- The Warriors have gained a reputation for being the cheery but highly competitive underdogs in local franchise cricket, but their squad for next season is arguably strong enough to challenge for a title.
- In fact, head coach Robin Peterson believes his group for 2020/21 has at least 'six to seven' players that can challenge for higher honours or return to the international fold.
- The franchise certainly has a tradition for that, with their two biggest departures, Lutho Sipamla and Sisanda Magala, both attracting significant national attention.
Dogged, underrated and consistently competitive.
For years those three phrases have been associated with the Warriors, the bulldogs of South African franchise cricket.
Except for Russell Domingo's 2009/10 vintage, when Proteas stars like Ashwell Prince, Makhaya Ntini, Mark Boucher, Jacques Kallis, Johan Botha and Lonwabo Tsotsobe were all present and won a domestic double, the franchise's success has been quite sporadic.
However, it has also become increasingly rare for the Warriors to suffer a so-call blowout season, pointing to smart coaching and decent players consistently being employed.
As Shafiek Abrahams, general manager for the franchise said upon the announcement of next season's contracted squad: "We believe that the squad selection embodies the Warriors’ commitment towards affording opportunity to those who are most deserving and those who show a sheer love for the game."
That would suggest an almost old-fashioned, wholesome view on the game.
But punching above their weight doesn't mean that the Warriors don't produce high-profile players.
The departure of Lutho Sipamla and Sisanda Magala, who have moved to the Highveld Lions, are a case in point as they've risen in national prominence the past year.
"The frustrating thing about those two players is that as a franchise, you want to keep your home-grown players. They came up through the system and are an advertisement for the team," Robin Peterson, the Warriors' head coach, told Sport24.
"They are definitely players who'll be difficult to replace. The blessing in disguise though has been that because they were called up to the Proteas last season, we've had to deal with their absences anyway. So we've gotten used to playing without them. We wish them the best."
Peterson though makes the key point that dealing with absences is very different to actually replacing departing players effectively.
And that's something the Warriors seem to gotten right.
Sipamla and Magala indeed leave sizeable holes, but you won't be despairing too much when you have Aya Gqamane, Marco Jansen and Stefan Tait as your new pace attack.

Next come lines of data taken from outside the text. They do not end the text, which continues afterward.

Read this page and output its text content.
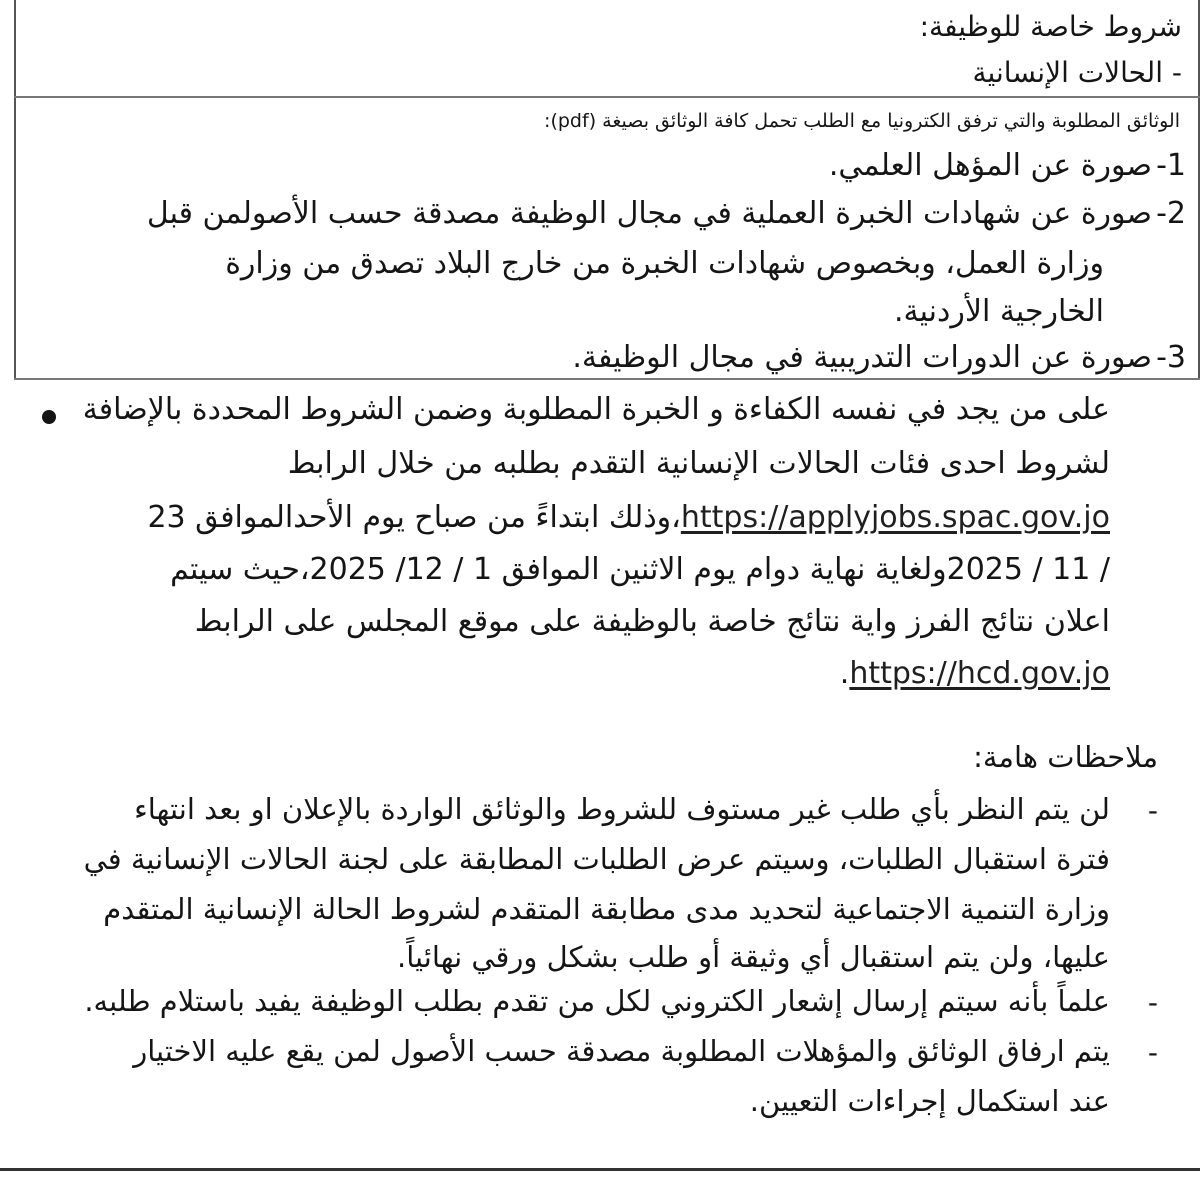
شروط خاصة للوظيفة:
- الحالات الإنسانية
الوثائق المطلوبة والتي ترفق الكترونيا مع الطلب تحمل كافة الوثائق بصيغة (pdf):
1-
صورة عن المؤهل العلمي.
2-
صورة عن شهادات الخبرة العملية في مجال الوظيفة مصدقة حسب الأصولمن قبل
وزارة العمل، وبخصوص شهادات الخبرة من خارج البلاد تصدق من وزارة
الخارجية الأردنية.
3-
صورة عن الدورات التدريبية في مجال الوظيفة.
على من يجد في نفسه الكفاءة و الخبرة المطلوبة وضمن الشروط المحددة بالإضافة
لشروط احدى فئات الحالات الإنسانية التقدم بطلبه من خلال الرابط
https://applyjobs.spac.gov.jo،وذلك ابتداءً من صباح يوم الأحدالموافق 23
/ 11 / 2025ولغاية نهاية دوام يوم الاثنين الموافق 1 / 12/ 2025،حيث سيتم
اعلان نتائج الفرز واية نتائج خاصة بالوظيفة على موقع المجلس على الرابط
https://hcd.gov.jo.
ملاحظات هامة:
-
لن يتم النظر بأي طلب غير مستوف للشروط والوثائق الواردة بالإعلان او بعد انتهاء
فترة استقبال الطلبات، وسيتم عرض الطلبات المطابقة على لجنة الحالات الإنسانية في
وزارة التنمية الاجتماعية لتحديد مدى مطابقة المتقدم لشروط الحالة الإنسانية المتقدم
عليها، ولن يتم استقبال أي وثيقة أو طلب بشكل ورقي نهائياً.
-
علماً بأنه سيتم إرسال إشعار الكتروني لكل من تقدم بطلب الوظيفة يفيد باستلام طلبه.
-
يتم ارفاق الوثائق والمؤهلات المطلوبة مصدقة حسب الأصول لمن يقع عليه الاختيار
عند استكمال إجراءات التعيين.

That extends to the rest of the squad, with gifted cricketers like Wihan Lubbe and Tshepo Ntuli both crying out for opportunities to become key players instead of just useful backups.
"What stands out for me about this squad is that there's a lot of ambition," said Peterson.
"These are players who not only want to compete for extended game-time, they also want to become seriously good cricketers. They want to rise in prominence.
"In fact, I believe there are at least six to seven players in our group who can become Proteas or regain their international spots. I won't name them individually, but I really believe in their ability. This is a strong group."
One can fully understand the former Proteas left-arm spinner's reluctance to nitpick names, yet his point is well-merited.
Matthew Breetzke, skipper Jon-Jon Smuts, Gihahn Cloete, Sine Qeshile, Lubbe, Marco Marais, Eddie Moore, Glenton Stuurman and Jansen are all players with the pedigree for top-level cricket.
At a more immediate level, the Warriors have the squad this year to shed the "competitive" tag in favour of something more, well, champion-like.